Jean-Yves Roy (born July 21, 1949) is a retired Canadian politician. He was a Bloc Québécois member of the House of Commons of Canada from the 2000 election until his resignation in 2010.

==Political career==
Born in Saint-Charles-Garnier, Quebec, Roy represented the districts of Matapédia—Matane until 2006 and then Haute-Gaspésie—La Mitis—Matane—Matapédia for the following four years. Prior to being elected he was a teacher. He is the Bloc's Fisheries and Oceans critic. He was a city councillor in Pointe-au-Père, Quebec in 1981, and he was mayor from 1982 to 1986.
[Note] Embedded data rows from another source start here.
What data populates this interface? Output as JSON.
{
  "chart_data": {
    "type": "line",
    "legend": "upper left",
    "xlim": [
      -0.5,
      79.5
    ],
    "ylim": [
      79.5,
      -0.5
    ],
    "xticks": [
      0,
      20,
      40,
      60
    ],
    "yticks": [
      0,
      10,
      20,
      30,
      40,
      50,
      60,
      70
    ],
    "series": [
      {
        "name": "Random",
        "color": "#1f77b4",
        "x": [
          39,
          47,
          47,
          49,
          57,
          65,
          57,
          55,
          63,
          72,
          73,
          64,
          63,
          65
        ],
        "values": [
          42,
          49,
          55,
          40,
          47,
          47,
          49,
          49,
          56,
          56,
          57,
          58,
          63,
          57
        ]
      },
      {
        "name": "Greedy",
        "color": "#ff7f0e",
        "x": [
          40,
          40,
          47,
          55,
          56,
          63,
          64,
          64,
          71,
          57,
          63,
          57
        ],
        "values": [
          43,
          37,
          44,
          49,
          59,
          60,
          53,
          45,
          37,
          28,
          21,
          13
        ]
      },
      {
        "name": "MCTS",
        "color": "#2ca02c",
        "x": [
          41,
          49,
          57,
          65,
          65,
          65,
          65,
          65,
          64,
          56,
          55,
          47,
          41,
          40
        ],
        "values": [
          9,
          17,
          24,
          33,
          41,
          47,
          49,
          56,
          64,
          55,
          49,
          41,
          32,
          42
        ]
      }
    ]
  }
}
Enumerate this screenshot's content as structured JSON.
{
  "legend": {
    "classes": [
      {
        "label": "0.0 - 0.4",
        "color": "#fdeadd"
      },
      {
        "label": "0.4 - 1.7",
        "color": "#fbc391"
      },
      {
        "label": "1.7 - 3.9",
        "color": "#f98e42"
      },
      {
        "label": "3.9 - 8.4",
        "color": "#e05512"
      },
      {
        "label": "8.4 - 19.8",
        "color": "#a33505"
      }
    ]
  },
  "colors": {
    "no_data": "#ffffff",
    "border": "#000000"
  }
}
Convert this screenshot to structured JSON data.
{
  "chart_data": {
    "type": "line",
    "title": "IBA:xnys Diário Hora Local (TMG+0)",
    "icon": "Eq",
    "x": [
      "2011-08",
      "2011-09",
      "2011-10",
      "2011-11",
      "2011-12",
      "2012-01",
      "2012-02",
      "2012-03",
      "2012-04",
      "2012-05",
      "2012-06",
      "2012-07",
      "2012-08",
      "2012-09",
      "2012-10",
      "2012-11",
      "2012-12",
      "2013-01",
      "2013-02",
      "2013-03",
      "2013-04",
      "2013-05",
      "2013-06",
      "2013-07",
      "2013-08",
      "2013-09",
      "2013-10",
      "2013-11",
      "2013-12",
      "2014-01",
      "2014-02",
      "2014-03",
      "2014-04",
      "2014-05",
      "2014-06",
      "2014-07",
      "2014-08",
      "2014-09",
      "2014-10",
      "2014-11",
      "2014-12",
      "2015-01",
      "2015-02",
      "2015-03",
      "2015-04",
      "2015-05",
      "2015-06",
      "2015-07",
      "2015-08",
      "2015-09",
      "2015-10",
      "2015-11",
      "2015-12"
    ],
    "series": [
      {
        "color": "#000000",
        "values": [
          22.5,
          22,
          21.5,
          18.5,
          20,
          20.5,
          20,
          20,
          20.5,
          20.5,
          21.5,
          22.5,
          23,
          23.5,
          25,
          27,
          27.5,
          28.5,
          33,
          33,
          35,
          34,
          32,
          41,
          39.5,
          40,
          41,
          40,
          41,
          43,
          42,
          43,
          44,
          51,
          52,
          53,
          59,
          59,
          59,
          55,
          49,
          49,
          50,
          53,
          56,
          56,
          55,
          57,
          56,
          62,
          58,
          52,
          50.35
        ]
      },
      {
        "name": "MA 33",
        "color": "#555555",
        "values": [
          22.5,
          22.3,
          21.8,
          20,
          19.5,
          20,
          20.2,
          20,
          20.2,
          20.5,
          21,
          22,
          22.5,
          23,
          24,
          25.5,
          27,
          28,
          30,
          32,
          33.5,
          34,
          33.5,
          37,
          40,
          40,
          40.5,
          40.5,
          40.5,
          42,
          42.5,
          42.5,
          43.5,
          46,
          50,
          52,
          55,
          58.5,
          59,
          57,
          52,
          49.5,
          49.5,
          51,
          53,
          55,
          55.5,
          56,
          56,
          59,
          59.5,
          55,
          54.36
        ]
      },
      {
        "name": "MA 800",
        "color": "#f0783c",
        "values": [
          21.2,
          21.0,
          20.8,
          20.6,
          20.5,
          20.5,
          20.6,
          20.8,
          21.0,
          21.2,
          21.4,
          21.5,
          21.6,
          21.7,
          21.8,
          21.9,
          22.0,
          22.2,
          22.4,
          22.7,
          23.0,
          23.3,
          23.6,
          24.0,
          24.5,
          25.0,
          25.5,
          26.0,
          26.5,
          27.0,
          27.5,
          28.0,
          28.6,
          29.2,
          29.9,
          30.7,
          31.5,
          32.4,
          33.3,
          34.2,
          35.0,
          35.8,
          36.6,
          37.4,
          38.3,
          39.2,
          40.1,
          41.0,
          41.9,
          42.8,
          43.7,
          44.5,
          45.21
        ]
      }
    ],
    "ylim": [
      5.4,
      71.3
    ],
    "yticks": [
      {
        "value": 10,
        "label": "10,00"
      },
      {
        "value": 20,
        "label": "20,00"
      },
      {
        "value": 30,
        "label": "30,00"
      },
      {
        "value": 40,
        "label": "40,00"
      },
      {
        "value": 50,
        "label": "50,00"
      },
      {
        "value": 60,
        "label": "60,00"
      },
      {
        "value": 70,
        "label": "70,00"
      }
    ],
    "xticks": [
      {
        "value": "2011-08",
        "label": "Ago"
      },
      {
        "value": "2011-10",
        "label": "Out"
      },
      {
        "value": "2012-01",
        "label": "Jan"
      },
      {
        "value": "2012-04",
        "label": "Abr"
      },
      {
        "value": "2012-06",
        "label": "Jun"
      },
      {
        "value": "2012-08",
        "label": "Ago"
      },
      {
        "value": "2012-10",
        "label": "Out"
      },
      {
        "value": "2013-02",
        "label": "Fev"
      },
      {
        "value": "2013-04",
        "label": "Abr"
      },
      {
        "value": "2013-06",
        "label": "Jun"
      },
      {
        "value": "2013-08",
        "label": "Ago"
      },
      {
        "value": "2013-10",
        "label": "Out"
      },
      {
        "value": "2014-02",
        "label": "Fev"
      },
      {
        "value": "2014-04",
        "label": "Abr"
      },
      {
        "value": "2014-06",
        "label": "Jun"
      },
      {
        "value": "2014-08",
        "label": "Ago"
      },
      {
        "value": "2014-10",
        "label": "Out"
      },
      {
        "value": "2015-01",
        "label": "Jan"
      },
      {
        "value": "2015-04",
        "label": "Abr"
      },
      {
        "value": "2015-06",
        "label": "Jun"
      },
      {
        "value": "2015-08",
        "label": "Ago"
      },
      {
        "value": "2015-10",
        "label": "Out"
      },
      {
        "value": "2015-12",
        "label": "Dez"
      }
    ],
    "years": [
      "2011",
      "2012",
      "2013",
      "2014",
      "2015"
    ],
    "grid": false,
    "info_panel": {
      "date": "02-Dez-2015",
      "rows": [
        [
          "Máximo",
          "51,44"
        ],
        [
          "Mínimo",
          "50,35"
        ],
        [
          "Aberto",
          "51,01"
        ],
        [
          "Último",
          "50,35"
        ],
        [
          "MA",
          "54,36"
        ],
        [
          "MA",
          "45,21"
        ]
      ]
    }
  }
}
Roy resigned from the House effective October 22, 2010 after having been largely absent from the House of Commons. He had been asked by Bloc leader Gilles Duceppe to make a decision as to his future due to his prolonged absences and announced in September that he would wait until after the Commons voted on a private members bill to abolish the long gun registry to resign so that he could vote for the registry's retention.